Arthur Potts wants to get young Canadians voting as soon as possible. The Toronto Liberal MPP announced Monday that he plans to bring forward a bill that would lower the Ontario voting age from 18 to 16. While he won’t have time before the June 7 provincial election to introduce and debate it, Potts has vowed to bring it forth afterwards, should his district seek to reelect him.
Potts reasoned that since 16-year-olds can drive and work, they should be permitted — and expected — to participate in the decisions that govern those activities. The change would also jive better with the fact that you can become a member of a political party at the age of 14.

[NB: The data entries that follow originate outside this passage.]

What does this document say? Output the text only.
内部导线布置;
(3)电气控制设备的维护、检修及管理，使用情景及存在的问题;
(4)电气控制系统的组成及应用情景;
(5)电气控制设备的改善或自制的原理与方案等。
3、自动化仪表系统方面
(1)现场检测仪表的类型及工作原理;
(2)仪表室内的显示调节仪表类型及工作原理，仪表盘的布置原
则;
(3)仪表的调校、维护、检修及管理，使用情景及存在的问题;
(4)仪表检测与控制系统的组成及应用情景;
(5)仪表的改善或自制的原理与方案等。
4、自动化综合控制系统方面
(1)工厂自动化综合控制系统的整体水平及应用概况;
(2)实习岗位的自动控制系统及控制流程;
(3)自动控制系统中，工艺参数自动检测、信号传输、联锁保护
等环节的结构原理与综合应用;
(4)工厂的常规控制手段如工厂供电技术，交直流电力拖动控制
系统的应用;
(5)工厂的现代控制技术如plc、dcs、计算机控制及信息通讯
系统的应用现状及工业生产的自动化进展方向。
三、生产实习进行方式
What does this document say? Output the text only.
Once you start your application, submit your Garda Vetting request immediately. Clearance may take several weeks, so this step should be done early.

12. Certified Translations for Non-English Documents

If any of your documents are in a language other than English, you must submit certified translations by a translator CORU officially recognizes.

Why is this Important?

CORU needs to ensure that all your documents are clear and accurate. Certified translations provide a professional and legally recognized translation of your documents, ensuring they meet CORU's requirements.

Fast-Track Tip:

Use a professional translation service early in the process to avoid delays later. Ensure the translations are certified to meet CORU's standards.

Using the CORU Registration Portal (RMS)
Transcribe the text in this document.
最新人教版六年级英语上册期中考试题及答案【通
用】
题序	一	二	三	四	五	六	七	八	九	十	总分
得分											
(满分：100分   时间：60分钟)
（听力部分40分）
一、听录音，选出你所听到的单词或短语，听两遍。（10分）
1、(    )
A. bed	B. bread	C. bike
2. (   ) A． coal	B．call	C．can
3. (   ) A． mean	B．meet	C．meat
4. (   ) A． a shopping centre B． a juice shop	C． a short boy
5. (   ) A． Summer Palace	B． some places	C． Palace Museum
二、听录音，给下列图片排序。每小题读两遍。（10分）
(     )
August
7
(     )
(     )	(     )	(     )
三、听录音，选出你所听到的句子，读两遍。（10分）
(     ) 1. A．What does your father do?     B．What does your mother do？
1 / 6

I believe we need to get youth more involved in the political process and doing so at age 16 will provide a mix of school structure & family engagement that ensures high registration, interest & participation. This Bill is an important 1st step. https://t.co/cKdcf0y2j9 pic.twitter.com/CPXU9SFgV7
— Arthur Potts (@apottsmpp) March 5, 2018
Lowering the voting age could have positive impacts on voter turnout as well and turn it into a life-long habit while citizens are still in high school. Teens are already required to take a civics course in school, and voting before graduation means young people can ask questions of their teachers and receive encouragement from the school to care about and vote on political issues. While still in a school environment, kids will be exposed to issues that they might not otherwise be motivated to seek out on their own after graduation.
16YOs work while in school.
They make transportation choices.
They make post-secondary choices.
They make health choices.
Yet they are not allowed to participate in the process that affects these choices?
— Kevin Montgomery (@kemosite) March 5, 2018
Potts also points out that young people have the most at stake when it comes to issues like climate change. Teens will have to live in the world a whole lot longer than the grey-haired politicians who are currently making the environmental regulations that will have long-lasting implications on our world.
With the current surge of youth getting involved in politics — especially in the U.S. — Potts says he “can’t imagine a downside” when it comes to getting youth involved in the electoral process. Canada wouldn’t even be the first country to make a change to allow younger teens to vote. Argentina and Scotland lowered their federal voting ages to 16 in 2012 and 2013, respectively.
“I think they’re quite capable of making a reasoned choice for a political party,” Potts said at a news conference, “We are demanding more from our youth than we ever have before. We expect more from them and their studies. Let’s give them more responsibility to fulfill.”
No one has the best interests of the next generation at heart like the next generation.
‘Old enough to drive, ‘old enough to vote.